The Angels announced that they have designated righty Matt Harvey for assignment. The move comes on the heels of yet another rough outing for the 30-year-old former ace.
There are several other pitching moves coming for Los Angeles. Righty Jake Jewell was optioned out, creating room for the team to recall right-hander Jaime Barria and first baseman/left-handed pitcher Jared Walsh.
The Halos also announced that Keynan Middleton has been diagnosed with mild ulnar neuritis. While the good news is that he isn’t dealing with a structural issue, the reliever has been returned from his rehab assignment. His timeline for a full return remains unclear.
Harvey has posted brutal numbers for much of the season, struggling to find any kind of consistency. His one-year, $11MM contract has simply not worked out. It’s much the same story for the other veterans inked to one-year contracts over the winter, with Cody Allen ($8MM) long since released and Trevor Cahill ($9MM) limping along at much the same pace as Harvey.
While those signings are all disappointing, it remains particularly jarring to see the former Mets star Harvey struggling to stay afloat in the bigs. He lost yet more velocity this season and was near the bottom of the league in statistics ranging from strikeout percentage (14.7%) to the expected batting average (.302) and slugging percentage (.524) of opposing hitters, as measured by Statcast.
All told, Harvey has managed only 59 2/3 innings of 7.09 ERA pitching this year for the Angels. With 5.9 K/9 against 4.4 BB/9 and nearly two long balls per regulation game, ERA estimators did not take a much more optimistic view of his contributions. He graded out with a 6.35 FIP, 5.43 xFIP, and 5.78 SIERA.
It’s not at all clear where Harvey will go from here. Perhaps an effort to rebuild his repertoire or otherwise find a new approach will be necessary. Even if his arm speed won’t ever fully return, there’ll surely be teams interested in seeing if they can unlock some of the immense talent that Harvey showed during his heyday with the Mets.

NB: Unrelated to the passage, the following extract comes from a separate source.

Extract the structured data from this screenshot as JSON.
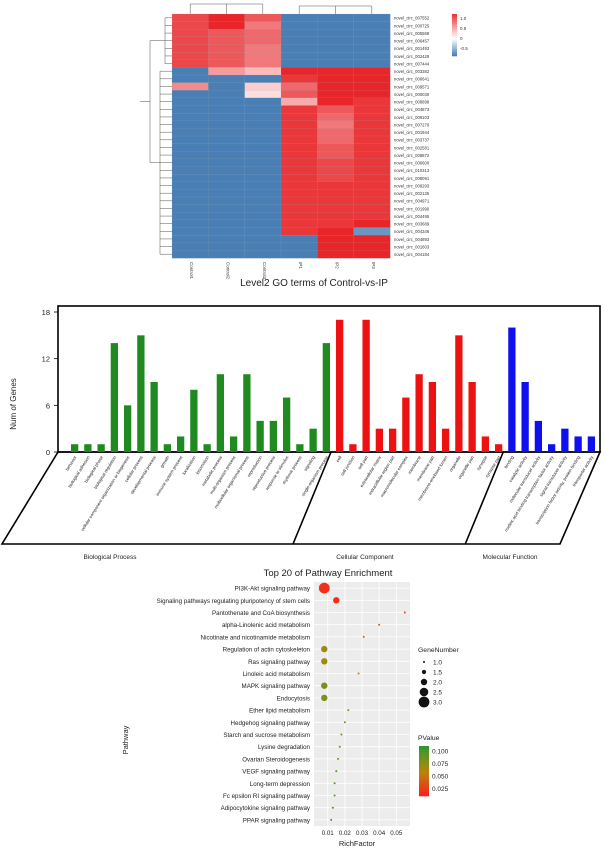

In a 65-start run from 2012-2015, Harvey threw 427 innings of 2.53 ERA ball for the New York organization that drafted him. That included exceptional work both before and after the Tommy John procedure that cost him the 2014 campaign. After extending himself in the Mets’ 2015 World Series run — he kept pitching down the stretch and threw 26 2/3 excellent postseason innings after a memorable dispute arose over his availability — Harvey’s health took a turn for the worse. He ultimately underwent a procedure to relieve thoracic outlet syndrome in the summer of 2016. While Harvey has had stretches of useful MLB work since, he has never come close to regaining his early form.